Patronlar sınıfı gerek fiili olarak yasaları çiğneyerek, gerekse istedikleri yasaların çıkmasını sağlayarak işçi sınıfı üzerindeki sömürüyü yoğunlaştırıyor. Bir turizm şirketi sahibinin Kültür ve Turizm Bakanlığına getirilmesiyle özellikle turizm işçilerinin çalışma koşullarını daha da ağırlaştıracağı ortada değil mi? Diğer bakanlıklar için de aynı şey söz konusu, açık ki sağlık işçilerinin, eğitim işçilerinin koşulları, genel olarak işçi sınıfının koşulları kötüleşecek!

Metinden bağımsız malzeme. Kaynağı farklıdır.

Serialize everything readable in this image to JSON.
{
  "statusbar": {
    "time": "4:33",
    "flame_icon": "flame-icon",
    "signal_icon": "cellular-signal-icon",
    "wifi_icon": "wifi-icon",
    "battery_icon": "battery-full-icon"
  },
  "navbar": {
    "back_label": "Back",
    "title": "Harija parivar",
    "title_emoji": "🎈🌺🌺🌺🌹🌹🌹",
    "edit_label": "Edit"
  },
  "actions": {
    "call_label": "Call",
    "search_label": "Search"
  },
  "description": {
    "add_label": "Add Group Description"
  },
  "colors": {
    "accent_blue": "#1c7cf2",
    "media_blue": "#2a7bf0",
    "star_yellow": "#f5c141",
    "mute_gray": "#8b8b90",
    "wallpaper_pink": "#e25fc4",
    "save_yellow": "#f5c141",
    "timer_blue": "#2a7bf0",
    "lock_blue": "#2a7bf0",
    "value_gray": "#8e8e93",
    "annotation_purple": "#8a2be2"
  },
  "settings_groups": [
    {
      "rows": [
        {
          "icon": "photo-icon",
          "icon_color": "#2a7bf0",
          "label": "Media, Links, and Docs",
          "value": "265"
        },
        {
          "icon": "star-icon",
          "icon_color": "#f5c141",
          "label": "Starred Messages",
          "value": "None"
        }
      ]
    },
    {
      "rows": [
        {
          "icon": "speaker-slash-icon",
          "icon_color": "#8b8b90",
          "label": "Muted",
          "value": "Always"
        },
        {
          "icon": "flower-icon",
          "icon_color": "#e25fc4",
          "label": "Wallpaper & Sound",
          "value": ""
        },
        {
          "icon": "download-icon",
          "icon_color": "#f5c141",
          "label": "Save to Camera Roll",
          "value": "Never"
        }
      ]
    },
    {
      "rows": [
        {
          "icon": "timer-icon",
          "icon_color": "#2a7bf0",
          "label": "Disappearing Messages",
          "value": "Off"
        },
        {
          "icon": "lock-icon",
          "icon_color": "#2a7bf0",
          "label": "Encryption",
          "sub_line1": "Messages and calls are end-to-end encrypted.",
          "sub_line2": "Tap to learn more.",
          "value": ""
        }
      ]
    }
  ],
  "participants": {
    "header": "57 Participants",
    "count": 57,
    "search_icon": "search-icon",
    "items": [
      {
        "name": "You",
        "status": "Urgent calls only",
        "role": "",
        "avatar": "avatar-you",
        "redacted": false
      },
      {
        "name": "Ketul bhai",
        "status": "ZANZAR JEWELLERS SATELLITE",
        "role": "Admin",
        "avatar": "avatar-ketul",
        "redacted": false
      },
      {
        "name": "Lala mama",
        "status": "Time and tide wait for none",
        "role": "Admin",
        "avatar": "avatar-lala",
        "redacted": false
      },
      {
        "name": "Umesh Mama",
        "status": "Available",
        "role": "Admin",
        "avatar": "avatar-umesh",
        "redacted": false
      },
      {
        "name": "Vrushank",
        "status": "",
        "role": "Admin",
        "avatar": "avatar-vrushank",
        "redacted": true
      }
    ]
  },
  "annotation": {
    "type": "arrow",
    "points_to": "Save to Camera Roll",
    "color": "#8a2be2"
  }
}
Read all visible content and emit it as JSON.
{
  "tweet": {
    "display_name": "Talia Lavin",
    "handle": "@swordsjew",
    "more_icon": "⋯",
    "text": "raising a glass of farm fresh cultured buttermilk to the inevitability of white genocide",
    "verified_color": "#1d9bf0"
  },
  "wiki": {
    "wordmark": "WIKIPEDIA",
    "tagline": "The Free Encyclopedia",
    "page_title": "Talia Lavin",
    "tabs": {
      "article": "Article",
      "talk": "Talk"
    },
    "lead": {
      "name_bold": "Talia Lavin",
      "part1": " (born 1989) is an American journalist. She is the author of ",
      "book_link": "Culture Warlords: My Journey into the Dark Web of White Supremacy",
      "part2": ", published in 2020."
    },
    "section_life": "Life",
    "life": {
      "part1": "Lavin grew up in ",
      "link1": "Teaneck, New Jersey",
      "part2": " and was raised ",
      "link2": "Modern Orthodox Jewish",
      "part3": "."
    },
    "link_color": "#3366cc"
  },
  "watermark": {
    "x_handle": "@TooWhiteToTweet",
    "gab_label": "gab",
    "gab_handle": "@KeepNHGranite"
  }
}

Birlik ve beraberlik içinde olmayan işçi, kendi gücünün farkına varamadığı için, birlik olmanın ne demek olduğunu henüz bilemediği için kurtarıcı olarak hep patronlar sınıfından birilerini görür. Bu dünyadaki tüm değerleri işçiler kendi elleriyle var ediyor, geliştiriyor, büyütüyor. Dünyada bir gün üretim olmazsa her şey alt üst olur. Ama işçiler şimdilik, bilinçsiz ve örgütsüz oldukları için egemenlerin temsilcilerini destekliyorlar. Patronların temsilcilerinden işçilere bugüne kadar hiç hayır gelmedi, gelmeyecek. Bu nedenle işçiler örgütlenip sadece ve sadece kendi öz güçlerine güvenmeliler.